Sunday, October 18, 2009

Structured Thought Processes

I was reading through some of Dan Heisman's excellent chess articles. One thing I like a lot about his writings on ChessCafe is his focus on the practical requirements to play well and improve. One lesson he gives is the importance of playing well throughout the game. After all, it only takes one major blunder to lose a game. At the scholastic level this is especially important. It's not a natural act for a young child to look at the board from their opponent's point of view or to weigh the consequences of their actions and consider multiple options before physically acting. The vast majority of players in the K-1 age group are playing the first decent looking move they can find. Alyssa and Richie have developed their basic skills enough and have been playing long enough that I thought it was time to introduce a structured thought process into their game. The idea is to have a few steps that you go through each and every move of the game. I had looked through some example processes in various sources but I thought for my kids that it was important to keep it relatively simple. It wouldn't do any good to give them a 12 step checklist since they'd never be able to do it.

The first thing I did was give them the analogy of the weakest link. I described a chain that had all its link made of steel and one of it's links made of play-doh. I asked them to imagine someone pulling on this chain. I explained that in a chess your game can only be as good as the weakest moves you make.

For the structured thought process, therefore I asked them to remember these things. Most importantly, I asked them to do this *every move* of the game.

On their turn:
1. Look for threats. Look at the last moved piece, scan the squares it attacks and check for moves that go through the square it left. This is far and away the most important thing to learn.
2. Choose three candidate moves that do not obviously lose material. Here is where you can really make things complicated if you want. But at this stage I wanted a realistic goal. In practice I've told them that some moves they should consider are moves that answer a threat defensively, moves that attack the opponents pieces or king, moves that move your pieces into more active positions.
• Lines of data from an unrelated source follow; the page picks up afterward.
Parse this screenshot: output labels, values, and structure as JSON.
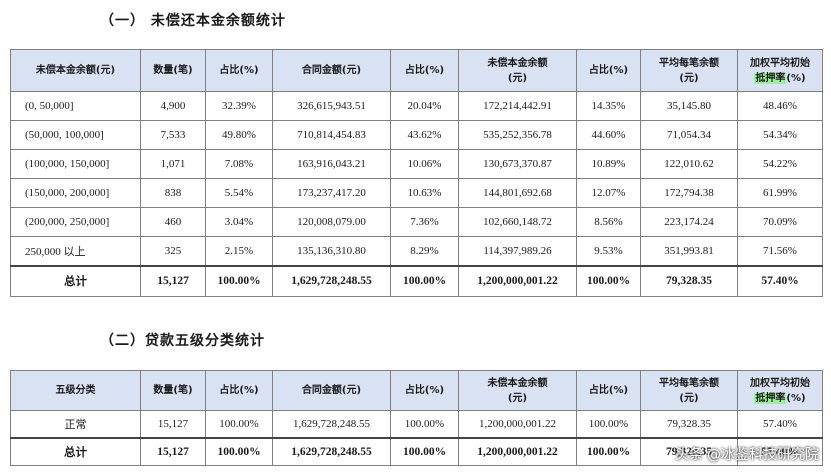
{
  "section1": {
    "title": "（一） 未偿还本金余额统计",
    "headers": [
      [
        "未偿本金余额(元)"
      ],
      [
        "数量(笔)"
      ],
      [
        "占比(%)"
      ],
      [
        "合同金额(元)"
      ],
      [
        "占比(%)"
      ],
      [
        "未偿本金余额",
        "(元)"
      ],
      [
        "占比(%)"
      ],
      [
        "平均每笔余额",
        "(元)"
      ],
      [
        "加权平均初始",
        "抵押率",
        "(%)"
      ]
    ],
    "rows": [
      [
        "(0, 50,000]",
        "4,900",
        "32.39%",
        "326,615,943.51",
        "20.04%",
        "172,214,442.91",
        "14.35%",
        "35,145.80",
        "48.46%"
      ],
      [
        "(50,000, 100,000]",
        "7,533",
        "49.80%",
        "710,814,454.83",
        "43.62%",
        "535,252,356.78",
        "44.60%",
        "71,054.34",
        "54.34%"
      ],
      [
        "(100,000, 150,000]",
        "1,071",
        "7.08%",
        "163,916,043.21",
        "10.06%",
        "130,673,370.87",
        "10.89%",
        "122,010.62",
        "54.22%"
      ],
      [
        "(150,000, 200,000]",
        "838",
        "5.54%",
        "173,237,417.20",
        "10.63%",
        "144,801,692.68",
        "12.07%",
        "172,794.38",
        "61.99%"
      ],
      [
        "(200,000, 250,000]",
        "460",
        "3.04%",
        "120,008,079.00",
        "7.36%",
        "102,660,148.72",
        "8.56%",
        "223,174.24",
        "70.09%"
      ],
      [
        "250,000 以上",
        "325",
        "2.15%",
        "135,136,310.80",
        "8.29%",
        "114,397,989.26",
        "9.53%",
        "351,993.81",
        "71.56%"
      ]
    ],
    "total": [
      "总计",
      "15,127",
      "100.00%",
      "1,629,728,248.55",
      "100.00%",
      "1,200,000,001.22",
      "100.00%",
      "79,328.35",
      "57.40%"
    ]
  },
  "section2": {
    "title": "（二）贷款五级分类统计",
    "headers": [
      [
        "五级分类"
      ],
      [
        "数量(笔)"
      ],
      [
        "占比(%)"
      ],
      [
        "合同金额(元)"
      ],
      [
        "占比(%)"
      ],
      [
        "未偿本金余额",
        "(元)"
      ],
      [
        "占比(%)"
      ],
      [
        "平均每笔余额",
        "(元)"
      ],
      [
        "加权平均初始",
        "抵押率",
        "(%)"
      ]
    ],
    "rows": [
      [
        "正常",
        "15,127",
        "100.00%",
        "1,629,728,248.55",
        "100.00%",
        "1,200,000,001.22",
        "100.00%",
        "79,328.35",
        "57.40%"
      ]
    ],
    "total": [
      "总计",
      "15,127",
      "100.00%",
      "1,629,728,248.55",
      "100.00%",
      "1,200,000,001.22",
      "100.00%",
      "79,328.35",
      "57.40%"
    ]
  },
  "watermark": {
    "platform": "头条",
    "handle": "@冰鉴科技研究院"
  }
}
For Richie, I've asked him specifically to analyze in-between moves carefully.
3. Visualize their opponent's best response to their candidate moves, try to visualize at least three half-plies ahead, particularly if they are forcing their opponent to do something (e.g. checks, queen attacks, attacking a free piece).
4. Play the move they like the best

I noticed that during their games, they would focus when it was their turn but tune out when it wasn't their turn. I said that if you watched grandmaster's play, they thought just as hard during their opponent's turn as they did on their own. Since it can be difficult to guess what their opponent is going to do, rather than spend all their effort finding what they think might be likely continuations, I suggested that they should try something different.

When it's their opponents turn:
1. Look at all of their opponents pawns and pieces and identify which ones are weak.
2. Look for weak square that are not defended which can be reached by their pieces.
3. Look for three-move-plans. Pick an objective and find a three move sequence that helps accomplish that plan.

I've been talking talking to them about this process for about one month. I asked them recently to play a game against each other where they talked about the process out loud and I enforced the process at each move.

Not surprisingly they played a wonderful game. To all of our surprise, the game lasted nearly two hours and none of us noticed. Around move 50 I suspended the exercise and put them on a clock. The idea was to see if they could do an abbreviated version: look for threats, pick 2 candidate moves. Alyssa who was playing white and had been winning stumbled a bit under the time pressure but otherwise played well above her level in my opinion.